Days before the Florida Legislature convenes for its annual 60-day session, state lawmakers already are busy and shifting into overdrive — raising money from special interests, that is.
In what has become an annual rite, most state legislators are in an all-out fundraising binge, collecting as many checks from special interest groups as possible before the legislative session formally starts on March 3.
That’s because House and Senate rules prohibit lawmakers from raising money during the session, in an effort to eliminate the appearance of votes being cast as a quid pro quo for checks from various interest groups affected by legislation.
In response, the special interest groups have turned to using the week before the session as their best chance to influence lawmakers.

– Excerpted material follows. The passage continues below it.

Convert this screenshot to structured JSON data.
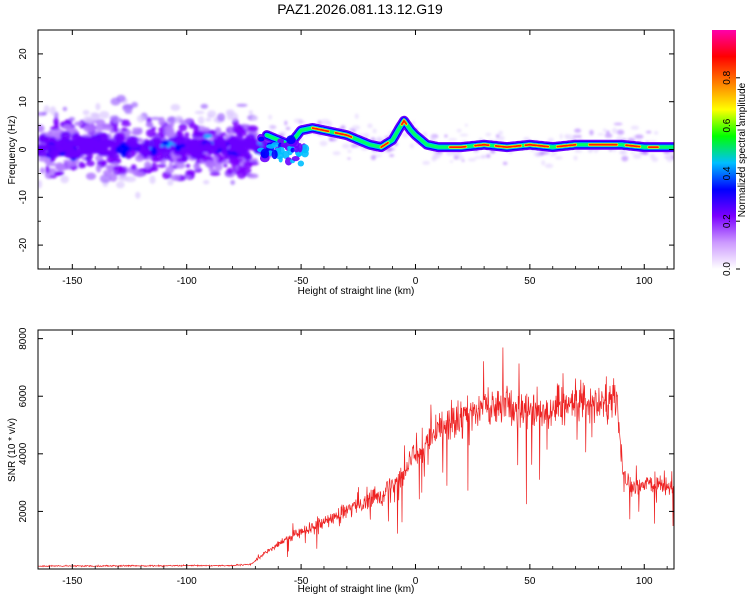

Former state Sen. Mike Bennett, R-Bradenton, said that, within the shadow of the towering Capitol building, lobbyists pack bars and restaurants on nearby Adams Street at this time of year, passing checks to seemingly anyone they think can help them get bills passed — especially on the day before the session starts.
“It is like a New York City ticker tape parade, but instead of confetti flying, there are envelopes with checks,” Bennett said.
Former State Rep. Keith Fitzgerald, a New College of Florida political science professor, said the week before the Legislature meets is “just plain awful” because of the sheer amount of money that trades hands at local bars and clubs. Fitzgerald said he told one lobbyist while he was in office that he would not support the desired legislation during the session, yet still received a check in the apparent hope he would change his mind.
The practice is not confined to Tallahassee. Back in their home districts, legislators hit the fundraiser circuit just as hard during the week before session.
On Tuesday night, for instance, a Sarasota rum distiller hosted a fundraiser for state Rep. Greg Steube, R-Sarasota, who is sponsoring a bill that would allow the firm to sell more of its products.
“It’s the only time we can do it,” Steube said of the fundraising blitz. “I can’t raise any money again until May.”